Banking News

CEA asks finance industry to observe self-restraint, not to indulge in predatory practices

Chief Economic Advisor V Anantha Nageswaran on Wednesday asked the finance industry to observe self-restraint and stop predatory practices, misselling of products and data misuse. The academic-turned-advisor said regulations can only work to an extent to stop robberies, but crime can be curtailed only when the robber chooses to reform.

“Misuse of data, misselling, predatory practices etc have to be guarded against. Self-policing is the best policing,” Nageswaran said while speaking at the Samvaad event here.

“We’ve also seen even among established financial institutions concerns about the collection practices to those who borrow, and also those who are near to them,” he added.

It can be noted that in the recent past, entities like Mahindra Finance have faced severe reprimand for their loan collection strategies after a woman was crushed under a tractor being taken away by recovery agents, while digital lending companies continue to be a big source of concern.

Nageswaran said that he met the Sebi brass on Tuesday, and was told about offers made to grow money quickly on a small base through trading in the markets.

Offers are made to turn Rs 5,000 into Rs 6,000 or even Rs 12,000 sometimes within a day, Nageswaran said, maintaining that such promises and expectations are unsustainable.

Given the access financial institutions have to so much data about an individual’s habits, it is very important for companies to exercise “self-restraint”, the CEA said, adding that the mindset needs to be stronger for longer, rather than quick and easy profits. He hoped that given the access to data, and the low credit penetration where only a fifth of the population has a history of borrowing, financial institutions evolve a judgement to provide credit.

This is essential because India is now waiting for another round of credit expansion, where the doubling or tripling of overall credit’s share to GDP will be faster than the previous cycles, Nageswaran said.

Speaking to the event on account aggregators, the CEA said the newly launched platform will help expand the credit reach but underlined to deepen penetration in a manner where the entire operation is “sustainable, feasible and viable”.

“If India has to achieve a sustained growth rate of more than 6 per cent per annum, we need a financial cycle that doesn’t end within half a decade,” he said, listing out challenges faced on this front in the recent past.

Whenever the country has witnessed a credit cycle, there is “overheating, excess lending, excess borrowing, non-performing assets, recapitalisation and write-offs,” the CEA said.
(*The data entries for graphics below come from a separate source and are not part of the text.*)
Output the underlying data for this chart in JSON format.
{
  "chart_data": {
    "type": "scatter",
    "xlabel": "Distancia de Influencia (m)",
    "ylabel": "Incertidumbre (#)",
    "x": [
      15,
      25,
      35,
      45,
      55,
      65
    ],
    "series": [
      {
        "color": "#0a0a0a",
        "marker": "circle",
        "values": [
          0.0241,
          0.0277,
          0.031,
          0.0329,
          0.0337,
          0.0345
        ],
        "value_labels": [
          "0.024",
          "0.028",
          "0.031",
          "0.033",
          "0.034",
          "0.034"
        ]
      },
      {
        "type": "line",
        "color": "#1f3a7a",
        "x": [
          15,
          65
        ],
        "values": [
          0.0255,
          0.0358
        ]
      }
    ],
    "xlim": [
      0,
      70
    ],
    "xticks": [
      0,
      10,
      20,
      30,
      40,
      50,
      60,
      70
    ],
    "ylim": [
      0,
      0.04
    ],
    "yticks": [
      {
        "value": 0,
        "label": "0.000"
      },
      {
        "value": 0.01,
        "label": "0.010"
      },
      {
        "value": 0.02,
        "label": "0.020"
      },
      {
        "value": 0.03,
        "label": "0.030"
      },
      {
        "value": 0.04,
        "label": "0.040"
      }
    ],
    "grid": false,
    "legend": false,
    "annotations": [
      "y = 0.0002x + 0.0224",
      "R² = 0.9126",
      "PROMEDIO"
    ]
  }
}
The high growth in the first decade of this century had led many to feel that India will be the next engine of global growth and replace China, which had occupied the position by growing for 9 per cent per annum for three decades, he added.

However, the expectation could not be fulfilled because of the 2008 global financial crisis and excesses in lending, which led to corrections like the financial sector and corporate balance sheet repairs.